In 2002, with Labor aiming to return to Government for the first time in almost a decade, deputy leader Annette Hurley opted to stand for the marginal Liberal-held seat of Light after a boundary redraw, knowing that it could be the seat that handed her party Government.

It wasn’t, and she lost her place in parliament – but she had at least put her career on the line to help her party’s pursuit of power.

This time round, most every incumbent (with the odd notable exception) seems to be doing their utmost to scurry away from vulnerable seats and seek out higher ground, like rats escaping the rising tide.

Nonetheless – despite taking an understandable degree of schadenfreude out of the Government’s travails – the Liberals (fresh from their biannual ‘love-in’) must be looking at Labor’s preselection processes with wistful envy.
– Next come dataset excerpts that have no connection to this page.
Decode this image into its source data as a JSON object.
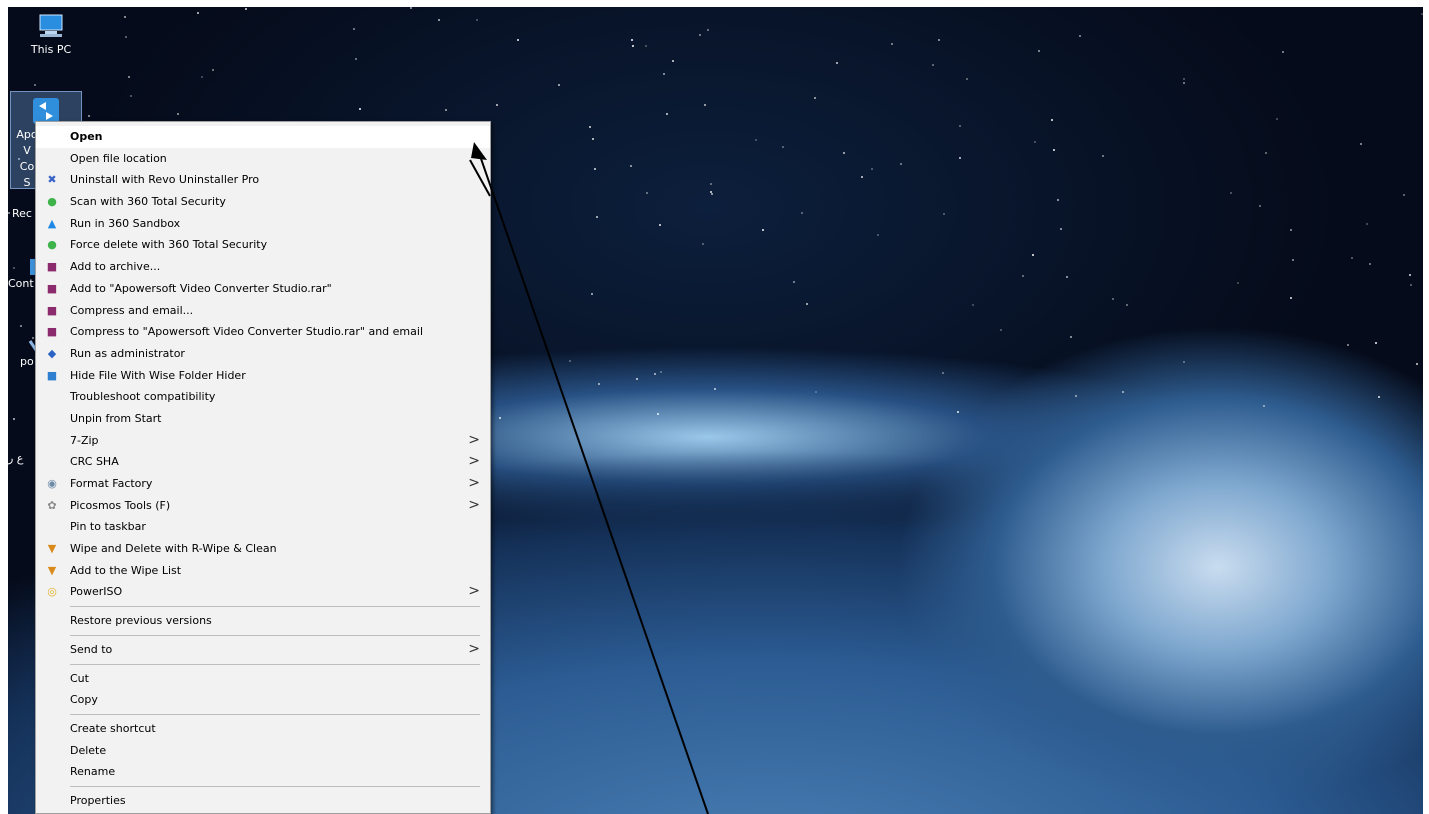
{
  "desktop_icons": [
    {
      "label": "This PC",
      "icon": "computer-icon"
    },
    {
      "label": "Apo\nV\nCo\nS",
      "icon": "apowersoft-icon"
    },
    {
      "label": "Rec",
      "icon": "recycle-bin-icon"
    },
    {
      "label": "Cont",
      "icon": "control-panel-icon"
    },
    {
      "label": "po",
      "icon": "shortcut-icon"
    },
    {
      "label": "ع ر",
      "icon": "folder-icon"
    }
  ],
  "context_menu": {
    "items": [
      {
        "label": "Open",
        "icon": "",
        "bold": true
      },
      {
        "label": "Open file location",
        "icon": ""
      },
      {
        "label": "Uninstall with Revo Uninstaller Pro",
        "icon": "revo-uninstaller-icon",
        "glyph": "✖",
        "color": "#3a64c8"
      },
      {
        "label": "Scan with 360 Total Security",
        "icon": "360-security-icon",
        "glyph": "●",
        "color": "#3db34a"
      },
      {
        "label": "Run in 360 Sandbox",
        "icon": "sandbox-icon",
        "glyph": "▲",
        "color": "#1e88e5"
      },
      {
        "label": "Force delete with 360 Total Security",
        "icon": "360-security-icon",
        "glyph": "●",
        "color": "#3db34a"
      },
      {
        "label": "Add to archive...",
        "icon": "winrar-icon",
        "glyph": "■",
        "color": "#8b2b6e"
      },
      {
        "label": "Add to \"Apowersoft Video Converter Studio.rar\"",
        "icon": "winrar-icon",
        "glyph": "■",
        "color": "#8b2b6e"
      },
      {
        "label": "Compress and email...",
        "icon": "winrar-icon",
        "glyph": "■",
        "color": "#8b2b6e"
      },
      {
        "label": "Compress to \"Apowersoft Video Converter Studio.rar\" and email",
        "icon": "winrar-icon",
        "glyph": "■",
        "color": "#8b2b6e"
      },
      {
        "label": "Run as administrator",
        "icon": "uac-shield-icon",
        "glyph": "◆",
        "color": "#2a63c4"
      },
      {
        "label": "Hide File With Wise Folder Hider",
        "icon": "wise-folder-hider-icon",
        "glyph": "■",
        "color": "#2f7fd1"
      },
      {
        "label": "Troubleshoot compatibility",
        "icon": ""
      },
      {
        "label": "Unpin from Start",
        "icon": ""
      },
      {
        "label": "7-Zip",
        "icon": "",
        "submenu": true
      },
      {
        "label": "CRC SHA",
        "icon": "",
        "submenu": true
      },
      {
        "label": "Format Factory",
        "icon": "format-factory-icon",
        "glyph": "◉",
        "color": "#6d8aa8",
        "submenu": true
      },
      {
        "label": "Picosmos Tools (F)",
        "icon": "picosmos-icon",
        "glyph": "✿",
        "color": "#8a8a8a",
        "submenu": true
      },
      {
        "label": "Pin to taskbar",
        "icon": ""
      },
      {
        "label": "Wipe and Delete with R-Wipe & Clean",
        "icon": "r-wipe-icon",
        "glyph": "▼",
        "color": "#d98a1a"
      },
      {
        "label": "Add to the Wipe List",
        "icon": "r-wipe-icon",
        "glyph": "▼",
        "color": "#d98a1a"
      },
      {
        "label": "PowerISO",
        "icon": "poweriso-icon",
        "glyph": "◎",
        "color": "#e0b020",
        "submenu": true
      }
    ],
    "group2": [
      {
        "label": "Restore previous versions"
      }
    ],
    "group3": [
      {
        "label": "Send to",
        "submenu": true
      }
    ],
    "group4": [
      {
        "label": "Cut"
      },
      {
        "label": "Copy"
      }
    ],
    "group5": [
      {
        "label": "Create shortcut"
      },
      {
        "label": "Delete"
      },
      {
        "label": "Rename"
      }
    ],
    "group6": [
      {
        "label": "Properties"
      }
    ],
    "submenu_arrow": ">"
  }
}
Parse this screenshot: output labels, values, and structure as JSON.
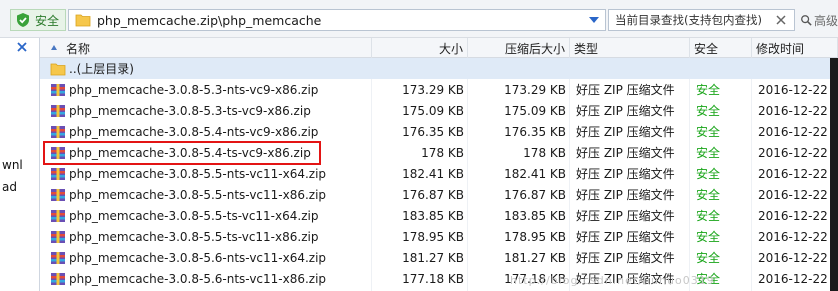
{
  "address_bar": {
    "secure_label": "安全",
    "path": "php_memcache.zip\\php_memcache",
    "search_placeholder": "当前目录查找(支持包内查找)",
    "advanced_label": "高级"
  },
  "left_fragments": [
    "wnl",
    "ad"
  ],
  "columns": {
    "name": "名称",
    "size": "大小",
    "packed": "压缩后大小",
    "type": "类型",
    "security": "安全",
    "modified": "修改时间"
  },
  "parent_row": {
    "name": "..(上层目录)"
  },
  "files": [
    {
      "name": "php_memcache-3.0.8-5.3-nts-vc9-x86.zip",
      "size": "173.29 KB",
      "packed": "173.29 KB",
      "type": "好压 ZIP 压缩文件",
      "security": "安全",
      "modified": "2016-12-22 ("
    },
    {
      "name": "php_memcache-3.0.8-5.3-ts-vc9-x86.zip",
      "size": "175.09 KB",
      "packed": "175.09 KB",
      "type": "好压 ZIP 压缩文件",
      "security": "安全",
      "modified": "2016-12-22 ("
    },
    {
      "name": "php_memcache-3.0.8-5.4-nts-vc9-x86.zip",
      "size": "176.35 KB",
      "packed": "176.35 KB",
      "type": "好压 ZIP 压缩文件",
      "security": "安全",
      "modified": "2016-12-22 ("
    },
    {
      "name": "php_memcache-3.0.8-5.4-ts-vc9-x86.zip",
      "size": "178 KB",
      "packed": "178 KB",
      "type": "好压 ZIP 压缩文件",
      "security": "安全",
      "modified": "2016-12-22 ("
    },
    {
      "name": "php_memcache-3.0.8-5.5-nts-vc11-x64.zip",
      "size": "182.41 KB",
      "packed": "182.41 KB",
      "type": "好压 ZIP 压缩文件",
      "security": "安全",
      "modified": "2016-12-22 ("
    },
    {
      "name": "php_memcache-3.0.8-5.5-nts-vc11-x86.zip",
      "size": "176.87 KB",
      "packed": "176.87 KB",
      "type": "好压 ZIP 压缩文件",
      "security": "安全",
      "modified": "2016-12-22 ("
    },
    {
      "name": "php_memcache-3.0.8-5.5-ts-vc11-x64.zip",
      "size": "183.85 KB",
      "packed": "183.85 KB",
      "type": "好压 ZIP 压缩文件",
      "security": "安全",
      "modified": "2016-12-22 ("
    },
    {
      "name": "php_memcache-3.0.8-5.5-ts-vc11-x86.zip",
      "size": "178.95 KB",
      "packed": "178.95 KB",
      "type": "好压 ZIP 压缩文件",
      "security": "安全",
      "modified": "2016-12-22 ("
    },
    {
      "name": "php_memcache-3.0.8-5.6-nts-vc11-x64.zip",
      "size": "181.27 KB",
      "packed": "181.27 KB",
      "type": "好压 ZIP 压缩文件",
      "security": "安全",
      "modified": "2016-12-22 ("
    },
    {
      "name": "php_memcache-3.0.8-5.6-nts-vc11-x86.zip",
      "size": "177.18 KB",
      "packed": "177.18 KB",
      "type": "好压 ZIP 压缩文件",
      "security": "安全",
      "modified": "2016-12-22 ("
    }
  ],
  "watermark": "http://blog.csdn.net/liuhuo0319",
  "colors": {
    "safe_green": "#1aa51a",
    "highlight_red": "#e31414",
    "parent_row_bg": "#dfeaf7"
  }
}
The odd spot fire aside, what they wouldn’t give to be able to effectively say: ‘This is the candidate we will put in this seat’.

Instead, they are beholden to that archaic institution known as ‘democracy’, which means star candidates long-groomed for plum positions – such as Paralympian Matt Cowdrey in Colton – stand a very real chance of being rolled in a vote of local party members.

And Steven Marshall will not know for sure which troops he will lead to battle until every last preselection vote is counted.

Labor’s way, it must be said, is somewhat more efficient.

The factional gears are always whirring, occasionally drowning out the Kumbaya chorus that the party publicly sings.

It’s a machine that has engineered three election victories since Hurley narrowly missed out on becoming the state’s first female deputy premier.

But it takes a lot of political blood to grease its cogs and levers, and every now and again we are privileged a glimpse inside its Machiavellian mechanics.

Tom Richardson is a senior reporter at InDaily.